Herbal Steroids: Less Concern Than Classic Anabolic Steroids?

Are these herbal steroids safe?
Isenman: “So far we have no clear evidence of potential danger. On the contrary, this does not mean that they are harmless.

If we look at the topic of dietary supplements as a performance booster: How useful is it for the normal fitness athlete to take supplements in addition to their normal diet?
fitness teacher dr. Stephen Geiser: “For example, my attitude towards the topic of dietary supplements for bodybuilding is relatively simple: all the active ingredients found in such supplements are also included in our daily diet. And I should only supplement this food if I am deficient in any nutrient. If I don’t have a deficiency, I also shouldn’t give my body any supplements.”

The billion euro market for dietary supplements suggests many handle it differently…
odle: “Unfortunately, that’s the way it is. The media and especially social media often suggest: if you don’t take this and that product, you won’t be able to look like this or that. That puts a lot of people under pressure. A lot is said, but there is no a lot of truth in it.”

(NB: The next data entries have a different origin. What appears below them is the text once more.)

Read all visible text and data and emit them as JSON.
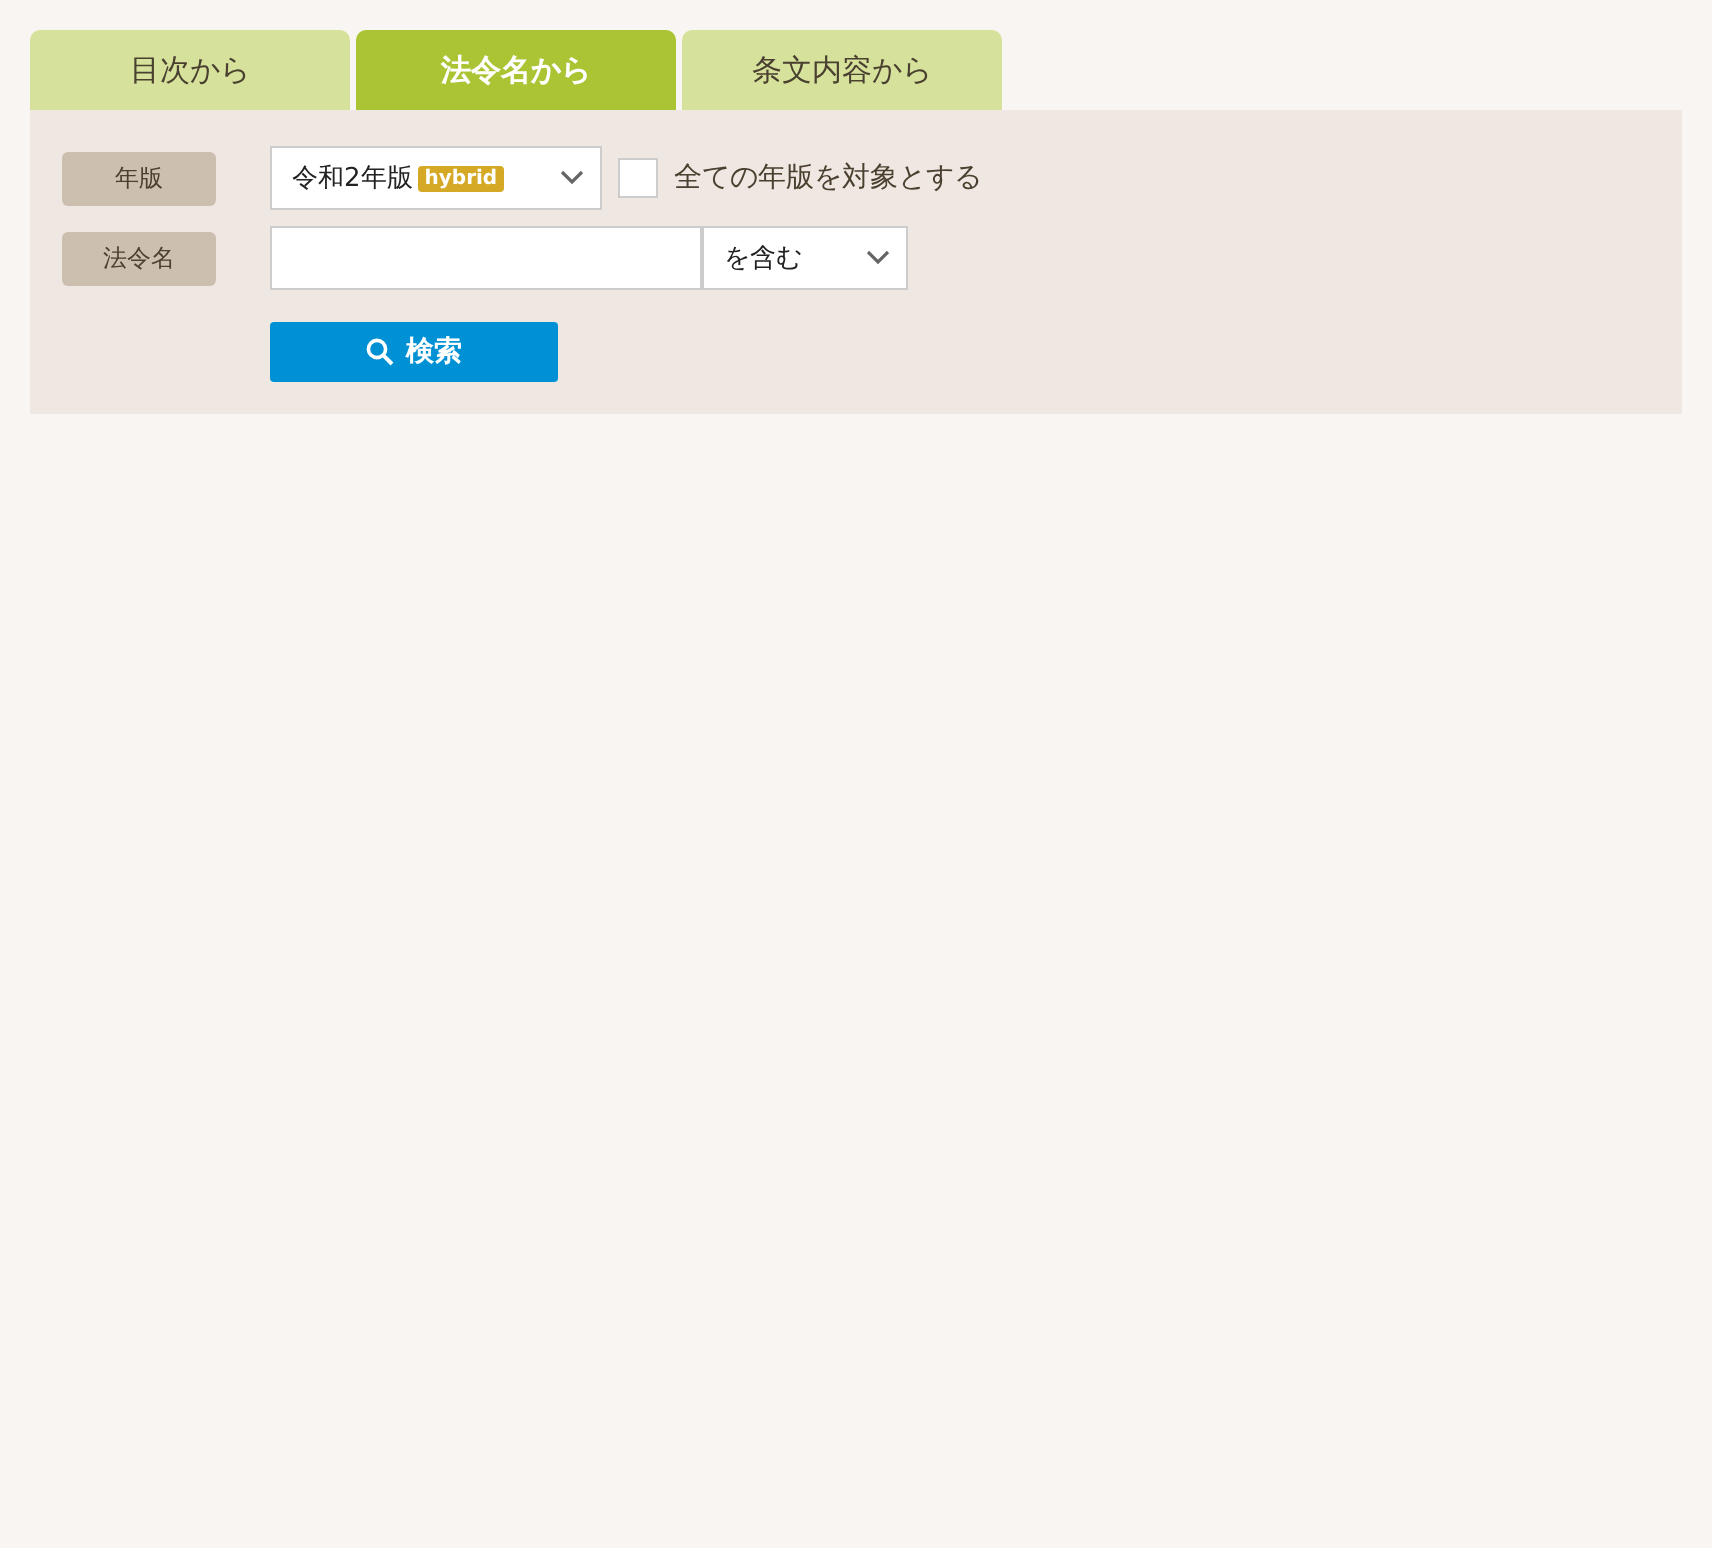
{
  "tabs": [
    {
      "label": "目次から",
      "selected": false
    },
    {
      "label": "法令名から",
      "selected": true
    },
    {
      "label": "条文内容から",
      "selected": false
    }
  ],
  "form": {
    "edition": {
      "label": "年版",
      "value": "令和2年版",
      "badge": "hybrid",
      "all_editions": {
        "label": "全ての年版を対象とする",
        "checked": false
      }
    },
    "law_name": {
      "label": "法令名",
      "match": "を含む"
    },
    "search_button": "検索"
  }
}
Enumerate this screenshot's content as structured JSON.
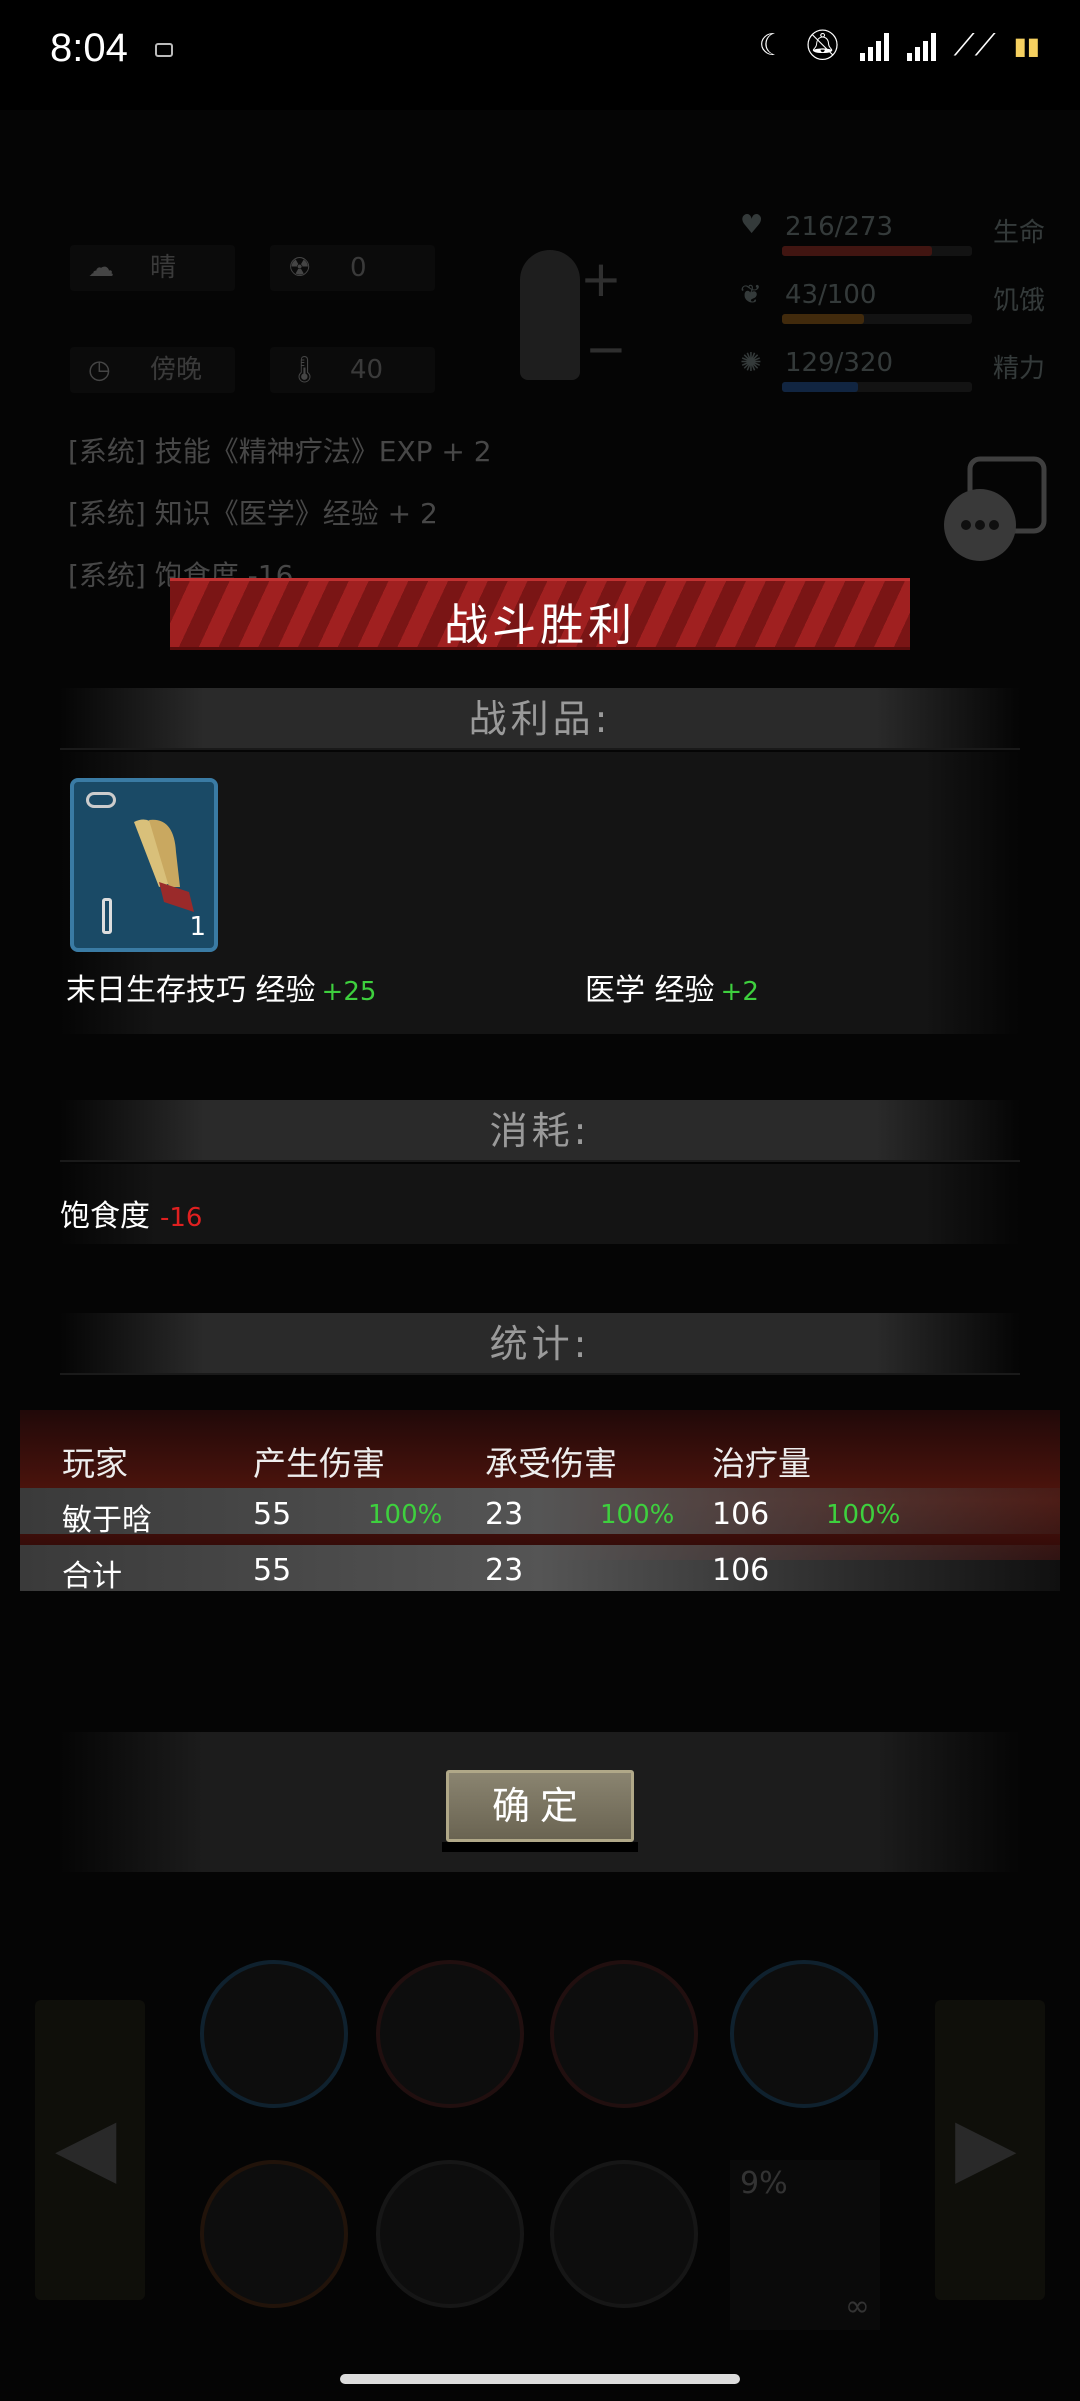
{
  "status_bar": {
    "time": "8:04",
    "icons": [
      "moon-icon",
      "mute-icon",
      "signal-hd-icon",
      "signal-hd-icon",
      "wifi-icon",
      "battery-icon"
    ]
  },
  "hud": {
    "weather": "晴",
    "radiation": "0",
    "time_of_day": "傍晚",
    "temperature": "40",
    "health": {
      "value": "216/273",
      "label": "生命",
      "fraction": 0.79,
      "color": "#c0392b"
    },
    "hunger": {
      "value": "43/100",
      "label": "饥饿",
      "fraction": 0.43,
      "color": "#c07a1b"
    },
    "energy": {
      "value": "129/320",
      "label": "精力",
      "fraction": 0.4,
      "color": "#2b6ac0"
    }
  },
  "log": {
    "line1": "[系统] 技能《精神疗法》EXP + 2",
    "line2": "[系统] 知识《医学》经验 + 2",
    "line3": "[系统] 饱食度 -16"
  },
  "dialog": {
    "title": "战斗胜利",
    "loot_header": "战利品:",
    "loot_item": {
      "name": "claw-item",
      "count": "1"
    },
    "exp1_label": "末日生存技巧 经验",
    "exp1_value": "+25",
    "exp2_label": "医学 经验",
    "exp2_value": "+2",
    "consume_header": "消耗:",
    "consume_label": "饱食度",
    "consume_value": "-16",
    "stats_header": "统计:",
    "columns": [
      "玩家",
      "产生伤害",
      "承受伤害",
      "治疗量"
    ],
    "rows": [
      {
        "player": "敏于晗",
        "damage": "55",
        "damage_pct": "100%",
        "taken": "23",
        "taken_pct": "100%",
        "heal": "106",
        "heal_pct": "100%"
      },
      {
        "player": "合计",
        "damage": "55",
        "taken": "23",
        "heal": "106"
      }
    ],
    "confirm": "确定"
  },
  "skills": {
    "percent": "9%",
    "infinity": "∞"
  },
  "colors": {
    "accent_green": "#3ed03e",
    "accent_red": "#e02020",
    "banner_red": "#a02020"
  }
}
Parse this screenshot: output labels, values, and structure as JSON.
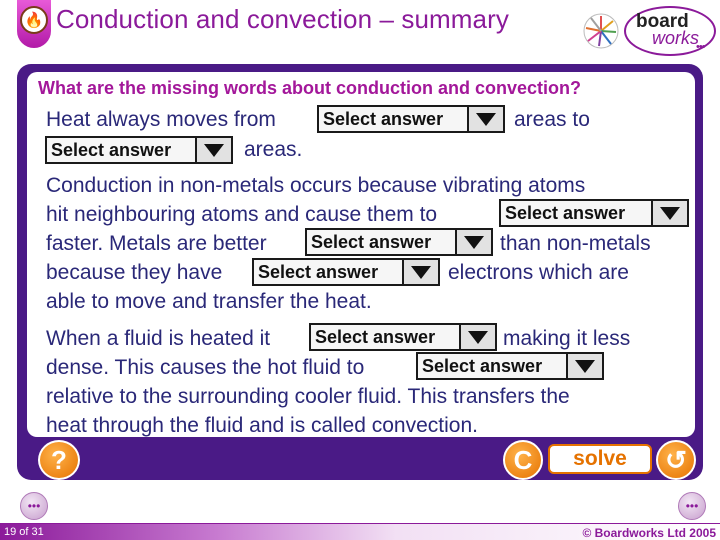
{
  "header": {
    "title": "Conduction and convection – summary",
    "header_icon": "flame-icon",
    "logo_board": "board",
    "logo_works": "works",
    "logo_dots": "•••"
  },
  "question": "What are the missing words about conduction and convection?",
  "select_label": "Select answer",
  "paragraph1": {
    "l1a": "Heat always moves from",
    "l1b": "areas to",
    "l2b": "areas."
  },
  "paragraph2": {
    "l1": "Conduction in non-metals occurs because vibrating atoms",
    "l2a": "hit neighbouring atoms and cause them to",
    "l3a": "faster. Metals are better",
    "l3b": "than non-metals",
    "l4a": "because they have",
    "l4b": "electrons which are",
    "l5": "able to move and transfer the heat."
  },
  "paragraph3": {
    "l1a": "When a fluid is heated it",
    "l1b": "making it less",
    "l2a": "dense. This causes the hot fluid to",
    "l3": "relative to the surrounding cooler fluid. This transfers the",
    "l4": "heat through the fluid and is called convection."
  },
  "controls": {
    "help": "?",
    "clear": "C",
    "solve": "solve",
    "reset": "↺"
  },
  "footer": {
    "page": "19 of 31",
    "copyright": "© Boardworks Ltd 2005",
    "prev_label": "•••",
    "next_label": "•••"
  },
  "colors": {
    "panel": "#4a1a86",
    "title": "#8b1a9a",
    "question": "#a3179a",
    "body_text": "#2a2878",
    "button": "#e57200"
  }
}
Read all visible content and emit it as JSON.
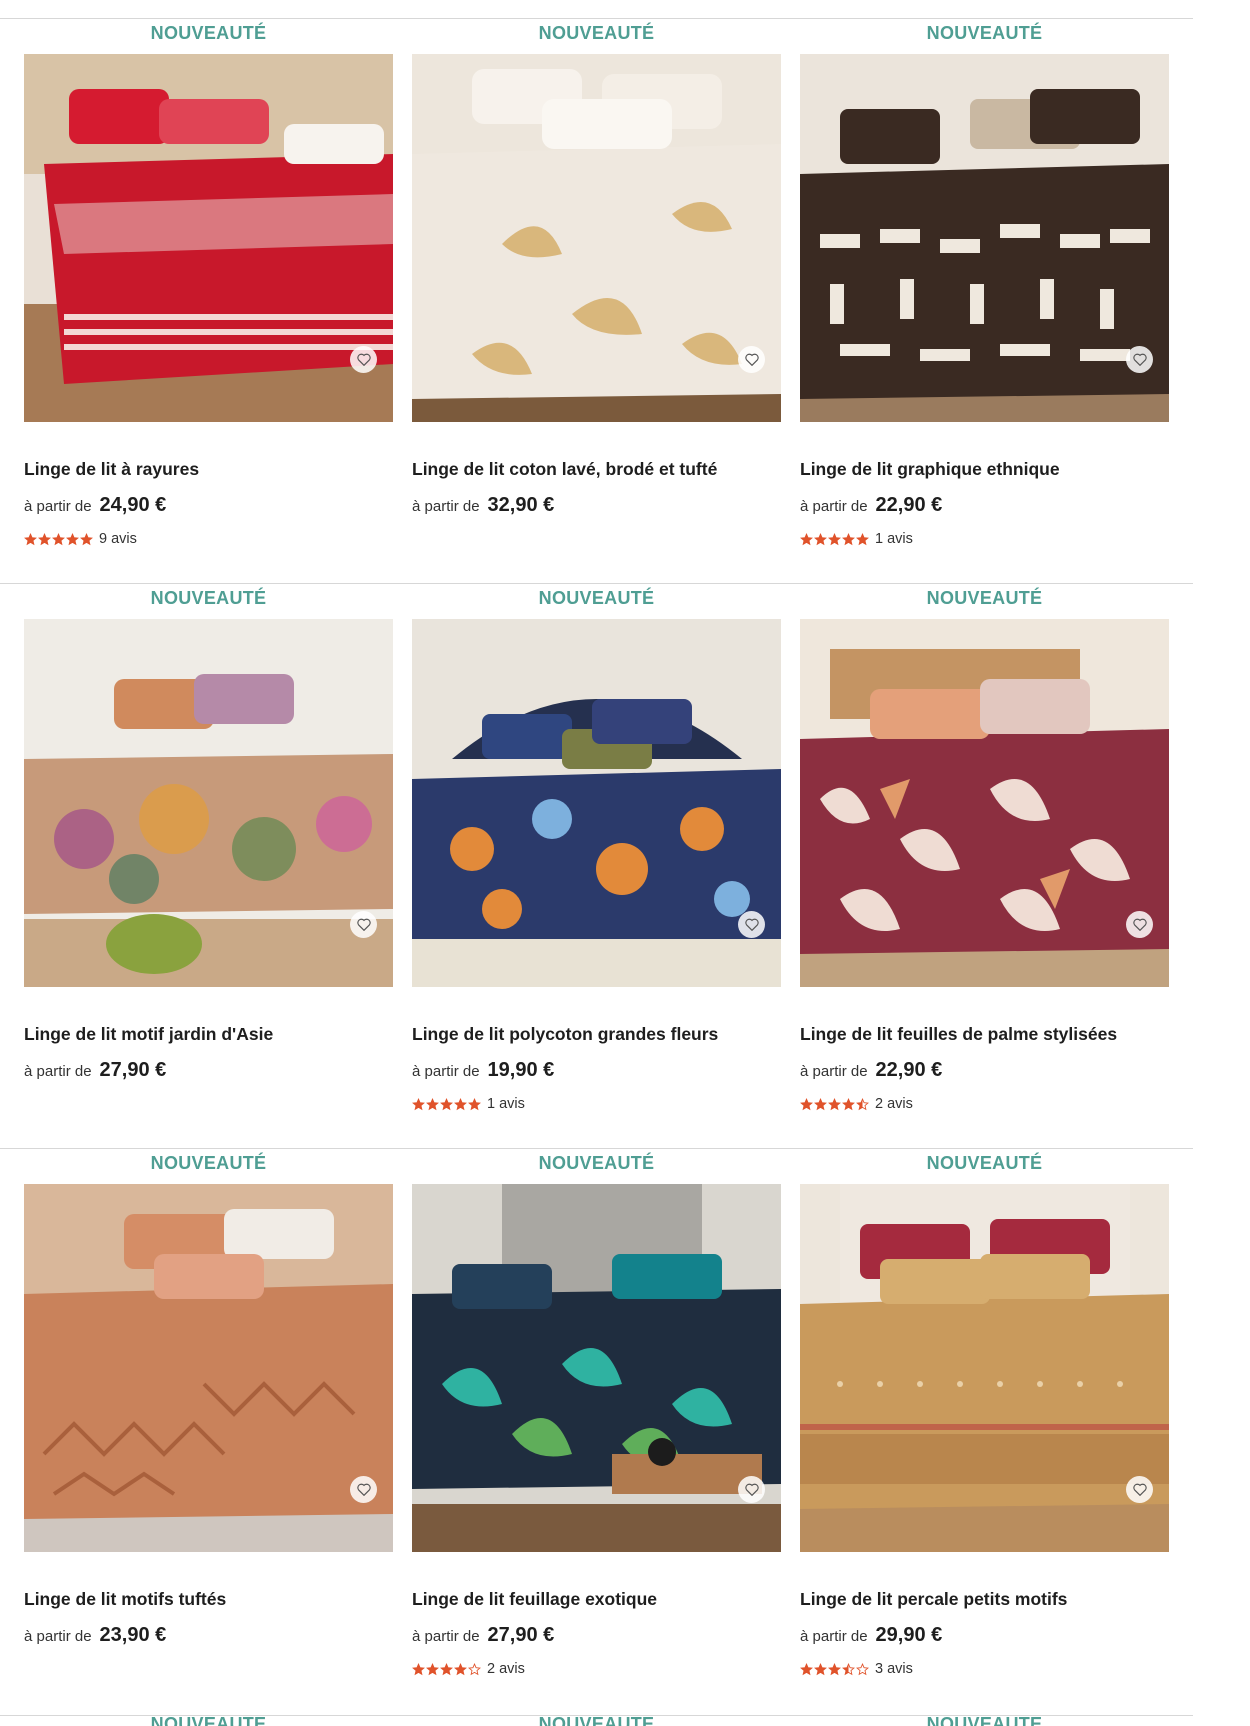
{
  "badge_text": "NOUVEAUTÉ",
  "colors": {
    "badge": "#4f9e93",
    "star": "#e0532b"
  },
  "products": [
    {
      "title": "Linge de lit à rayures",
      "from_label": "à partir de",
      "price": "24,90 €",
      "rating": 5,
      "reviews": "9 avis"
    },
    {
      "title": "Linge de lit coton lavé, brodé et tufté",
      "from_label": "à partir de",
      "price": "32,90 €",
      "rating": null,
      "reviews": ""
    },
    {
      "title": "Linge de lit graphique ethnique",
      "from_label": "à partir de",
      "price": "22,90 €",
      "rating": 5,
      "reviews": "1 avis"
    },
    {
      "title": "Linge de lit motif jardin d'Asie",
      "from_label": "à partir de",
      "price": "27,90 €",
      "rating": null,
      "reviews": ""
    },
    {
      "title": "Linge de lit polycoton grandes fleurs",
      "from_label": "à partir de",
      "price": "19,90 €",
      "rating": 5,
      "reviews": "1 avis"
    },
    {
      "title": "Linge de lit feuilles de palme stylisées",
      "from_label": "à partir de",
      "price": "22,90 €",
      "rating": 4.5,
      "reviews": "2 avis"
    },
    {
      "title": "Linge de lit motifs tuftés",
      "from_label": "à partir de",
      "price": "23,90 €",
      "rating": null,
      "reviews": ""
    },
    {
      "title": "Linge de lit feuillage exotique",
      "from_label": "à partir de",
      "price": "27,90 €",
      "rating": 4,
      "reviews": "2 avis"
    },
    {
      "title": "Linge de lit percale petits motifs",
      "from_label": "à partir de",
      "price": "29,90 €",
      "rating": 3.5,
      "reviews": "3 avis"
    }
  ],
  "icons": {
    "favorite": "heart-icon",
    "rating": "star-icon"
  }
}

Performance Enhancer (Vegetable) Protein

But how does a fitness athlete know, for example, when it would make sense to supplement with protein?
odle: “The protein issue is very complex. It is an elemental building material of the body that is involved in numerous metabolic processes. Therefore, it is difficult to determine from clinical values ​​or specific symptoms when a deficiency occurs. The easiest thing is to see how much protein you are eating each day. There are clear guidelines you can follow, e.g. B. the German Society for Nutrition, but also international guidelines such as the International Society for Sports Nutrition. They help physically active and less active people, young and old, determine their daily protein needs.”

Also interesting: Is it better to supply protein for more muscles in the morning or in the evening?

Are you seeing a worrying trend when it comes to protein?

odle: “I’ve been in the fitness industry for a long time. 25 years ago we also talked about needing a little more protein to build muscle, which is true. But for about ten years, industry and advertising have told us: ‘Eat a high-protein diet!’ There’s already protein chocolate pudding! You can no longer talk about a protein deficiency in the population. And on top of that the protein shake after training? I don’t think it’s necessary and it doesn’t make sense either.”

Going back to the initial question about plant-based performance enhancers when it comes to protein, do plant-based proteins have any disadvantages compared to animal products?
Isenman: “Here, the situation of the study is quite clear: animal proteins have a higher biological value when I look at the individual food, e.g. a piece of meat, quinoa, soy. But in practice I tend to eat a combination of different products “So not just beans, but beans with rice or meat and potatoes. The combination of these foods should reach a score of 100, and I can do that on a vegetarian or vegan diet.”

Also interesting: 6 vegetable protein sources, they provide more protein than eggs

FITBOOK experts at FIBO 2022

Stephan Geisler is a professor of fitness and health at the IST University in Düsseldorf and director of training for physical trainers at the German Sport University in Cologne. He regularly reports on the latest findings in the field of sports medicine and science for FITBOOK.

Eduard Isenmann conducts research at the German Sport University Cologne in the field of molecular and cellular sports medicine. Since 2018 he is a research associate of the IST university team in the “Fitness and Health” department. Research area: the influence of nutrition, dietary supplements and regeneration-promoting measures on sports performance.